La plante est considérée comme une marchandise lucrative depuis l’arrivée des Européens dans les Amériques. Bien avant que les Nord-Américains ne rejettent le yerba mate, les colonisateurs européens en tombaient éperdument amoureux. Quelques décennies après leur arrivée dans ce qui est aujourd’hui le Paraguay au début du XVIe siècle, les Espagnols buvaient déjà l’infusion locale qu’ils avaient ramassée chez les indigènes Guarani. Le peuple guarani avait consommé de la yerba mate, qu’il appelait ka’a—comme stimulant et pour ses effets médicinaux depuis des temps immémoriaux. Ils ramassaient les feuilles d’une espèce particulière de houx, les séchaient, puis mâchaient les ka’a ou placé dans une gourde de la taille d’une orange pour être trempé dans de l’eau et passé entre amis.

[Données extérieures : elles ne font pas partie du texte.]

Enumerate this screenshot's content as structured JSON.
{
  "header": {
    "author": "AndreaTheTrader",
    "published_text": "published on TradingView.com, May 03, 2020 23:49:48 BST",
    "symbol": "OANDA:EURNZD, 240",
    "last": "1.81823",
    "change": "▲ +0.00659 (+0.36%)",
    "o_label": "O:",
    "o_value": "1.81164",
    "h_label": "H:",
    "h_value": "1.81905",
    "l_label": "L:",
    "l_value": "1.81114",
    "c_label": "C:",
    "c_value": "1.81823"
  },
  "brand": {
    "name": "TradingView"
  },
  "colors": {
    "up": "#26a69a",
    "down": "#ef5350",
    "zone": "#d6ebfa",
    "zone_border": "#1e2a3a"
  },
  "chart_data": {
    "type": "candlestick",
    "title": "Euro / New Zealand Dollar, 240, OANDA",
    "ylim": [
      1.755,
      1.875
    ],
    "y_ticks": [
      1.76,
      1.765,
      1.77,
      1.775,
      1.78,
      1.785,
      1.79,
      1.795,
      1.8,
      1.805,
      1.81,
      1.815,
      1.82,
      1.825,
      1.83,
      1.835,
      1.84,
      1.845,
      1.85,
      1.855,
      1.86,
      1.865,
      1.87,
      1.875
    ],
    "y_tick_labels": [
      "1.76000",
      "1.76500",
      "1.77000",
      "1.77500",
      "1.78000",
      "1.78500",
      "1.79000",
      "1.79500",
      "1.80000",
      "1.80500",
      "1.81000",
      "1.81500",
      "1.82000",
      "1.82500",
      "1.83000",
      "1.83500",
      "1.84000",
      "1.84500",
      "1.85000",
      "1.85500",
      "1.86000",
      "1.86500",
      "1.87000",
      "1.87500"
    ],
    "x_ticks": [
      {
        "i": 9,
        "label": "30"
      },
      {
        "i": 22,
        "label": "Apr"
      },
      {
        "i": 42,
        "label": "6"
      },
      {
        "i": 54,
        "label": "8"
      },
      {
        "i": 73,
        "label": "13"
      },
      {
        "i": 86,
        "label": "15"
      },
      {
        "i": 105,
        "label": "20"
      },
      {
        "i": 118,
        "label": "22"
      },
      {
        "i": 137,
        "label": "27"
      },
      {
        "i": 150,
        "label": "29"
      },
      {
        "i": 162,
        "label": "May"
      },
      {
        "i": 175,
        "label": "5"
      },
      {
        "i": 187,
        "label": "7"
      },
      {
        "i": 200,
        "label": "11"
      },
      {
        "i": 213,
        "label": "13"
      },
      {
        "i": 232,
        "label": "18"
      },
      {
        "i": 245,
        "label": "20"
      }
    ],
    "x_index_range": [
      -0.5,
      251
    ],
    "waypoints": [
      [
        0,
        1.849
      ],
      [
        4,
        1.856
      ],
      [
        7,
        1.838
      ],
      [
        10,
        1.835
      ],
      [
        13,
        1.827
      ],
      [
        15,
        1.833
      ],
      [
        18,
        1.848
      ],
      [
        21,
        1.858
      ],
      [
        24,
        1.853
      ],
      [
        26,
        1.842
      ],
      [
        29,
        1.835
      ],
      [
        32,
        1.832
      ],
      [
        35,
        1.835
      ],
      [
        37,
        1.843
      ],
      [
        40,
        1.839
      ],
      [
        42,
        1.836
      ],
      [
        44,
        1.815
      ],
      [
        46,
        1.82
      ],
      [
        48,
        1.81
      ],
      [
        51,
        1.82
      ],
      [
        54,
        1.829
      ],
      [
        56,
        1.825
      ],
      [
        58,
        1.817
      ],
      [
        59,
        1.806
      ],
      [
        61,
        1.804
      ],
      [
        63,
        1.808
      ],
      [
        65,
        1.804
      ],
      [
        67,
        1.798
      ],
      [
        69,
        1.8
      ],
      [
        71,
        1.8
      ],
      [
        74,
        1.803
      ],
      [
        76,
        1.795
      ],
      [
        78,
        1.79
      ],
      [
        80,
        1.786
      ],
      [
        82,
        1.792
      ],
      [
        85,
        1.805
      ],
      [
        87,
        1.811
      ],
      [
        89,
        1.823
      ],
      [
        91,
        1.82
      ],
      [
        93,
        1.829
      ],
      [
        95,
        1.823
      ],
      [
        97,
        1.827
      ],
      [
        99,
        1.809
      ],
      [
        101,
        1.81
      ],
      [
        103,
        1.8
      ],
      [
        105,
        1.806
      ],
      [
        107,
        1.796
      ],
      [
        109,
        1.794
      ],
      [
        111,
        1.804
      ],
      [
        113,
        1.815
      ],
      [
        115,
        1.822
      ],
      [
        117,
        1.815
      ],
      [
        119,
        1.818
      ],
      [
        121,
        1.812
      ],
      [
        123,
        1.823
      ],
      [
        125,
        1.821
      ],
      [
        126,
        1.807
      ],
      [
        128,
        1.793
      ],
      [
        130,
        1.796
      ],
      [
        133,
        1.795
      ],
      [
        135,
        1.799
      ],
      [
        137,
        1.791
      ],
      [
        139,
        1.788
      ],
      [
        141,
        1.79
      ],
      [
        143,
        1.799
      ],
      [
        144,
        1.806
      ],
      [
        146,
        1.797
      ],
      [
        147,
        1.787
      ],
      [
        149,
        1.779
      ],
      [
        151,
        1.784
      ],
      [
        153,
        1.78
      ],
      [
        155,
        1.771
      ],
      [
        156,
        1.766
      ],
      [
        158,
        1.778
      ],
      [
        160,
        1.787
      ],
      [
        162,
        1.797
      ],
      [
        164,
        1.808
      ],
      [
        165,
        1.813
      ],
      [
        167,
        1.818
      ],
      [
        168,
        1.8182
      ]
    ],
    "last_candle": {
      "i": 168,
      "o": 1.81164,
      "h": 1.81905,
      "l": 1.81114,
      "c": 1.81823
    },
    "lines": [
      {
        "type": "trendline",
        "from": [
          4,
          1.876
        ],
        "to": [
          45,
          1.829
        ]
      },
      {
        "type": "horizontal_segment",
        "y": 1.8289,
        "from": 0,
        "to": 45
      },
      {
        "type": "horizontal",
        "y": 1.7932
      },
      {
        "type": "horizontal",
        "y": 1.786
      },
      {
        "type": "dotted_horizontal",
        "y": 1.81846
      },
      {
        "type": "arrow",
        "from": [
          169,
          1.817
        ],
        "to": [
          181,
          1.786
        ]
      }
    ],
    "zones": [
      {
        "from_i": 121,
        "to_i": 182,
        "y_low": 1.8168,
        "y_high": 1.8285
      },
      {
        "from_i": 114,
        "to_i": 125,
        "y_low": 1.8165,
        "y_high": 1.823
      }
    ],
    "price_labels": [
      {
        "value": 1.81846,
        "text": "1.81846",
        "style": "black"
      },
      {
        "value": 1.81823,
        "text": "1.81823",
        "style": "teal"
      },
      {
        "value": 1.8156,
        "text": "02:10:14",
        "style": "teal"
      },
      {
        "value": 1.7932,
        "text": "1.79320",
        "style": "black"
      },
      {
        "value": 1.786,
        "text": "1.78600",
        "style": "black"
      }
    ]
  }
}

Une lithographie du début du XIXe siècle de José Gaspar Rodríguez de Francia, le souverain du Paraguay, tenant du yerba mate (Source : Lettres sur le Paraguay par John Parish Robertson et William Parish Robertson)

Les Espagnols ont aimé l’énergie que leur donnait le yerba mate et ont commencé à vendre les feuilles. Mais selon Christine Folch, l’auteur du prochain livre Yerba Mate : une histoire culturelle stimulante, Ce sont les missionnaires jésuites du Paraguay qui ont transformé la yerba maté en une véritable culture de rente, en développant des techniques pour la cultiver à grande échelle, des méthodes qui reposaient sur le travail forcé des indigènes. L’utilisation du yerba-mate a explosé. Dans les années 1700, il était consommé dans toute l’Amérique du Sud : de l’actuel Paraguay au Pérou, en Bolivie, au sud du Brésil, en Uruguay, en Argentine et au Chili.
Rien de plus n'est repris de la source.